Sr. Presidente Paulo Bonilha: Eu entendo que não há fundamento legal. No meu ponto de vista não há fundamento legal para relacionar uma coisa com a outra. É um momento em que se aproveita de uma determinada circunstância para pressionar o contribuinte a resolver outra que não tem nada que ver.

José Roberto Frazão: Nada que ver, está certo.

Sr. Presidente Paulo Bonilha: As emissões de notas são para fatos geradores futuros, não tem nada que ver com passado. Então, o meu ponto de vista é esse. E o Fisco tem esse costume, tanto o federal como o estadual, de se valer de determinadas situações.

José Roberto Frazão: Comissão de Tributos que é obrigada a ter habilitação prévia, dá uma confusão tremenda em cima.

Sr. Presidente Paulo Bonilha: Você quer falar, Ricardo?

Ricardo Mariz de Oliveira: Eu queria relembrar.

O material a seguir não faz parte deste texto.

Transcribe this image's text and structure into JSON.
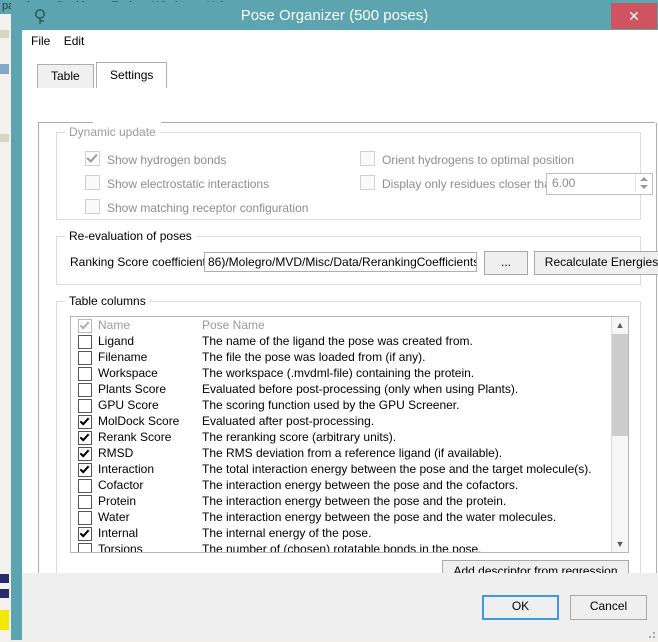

E inclusive foi objeto de um recente acórdão, recente mesmo acórdão, o novo acórdão do Supremo, relato à sanções políticas, chamadas sanções políticas, no caso era condicionamento da emissão da nota fiscal, da autorização para impressão de nota fiscal, ao prévio recolhimento do ICMS. O Supremo julgou que essa norma é inconstitucional porque viola o direito ao exercício das atividades econômicas e profissionais. Você para exercer atividade econômica precisa ter nota fiscal. Se você tiver que pagar primeiro o tributo você, por vias coercitivas, a visão do Supremo não é uma visão nova, é antiqüíssima. Já houve no campo de importação muita discussão a esse respeito, e que considerou o Supremo que essa norma era violadora da Constituição. E parece que é muito mais grave ainda num caso em que você teria que abrir mão, pelo que eu estou entendendo, teria que abrir mão do direito constitucional de defesa. Quer dizer, você para exercer atividade fica obrigado a submeter a um pagamento que você jura que é inconstitucional, é ilegal. É um absurdo completo.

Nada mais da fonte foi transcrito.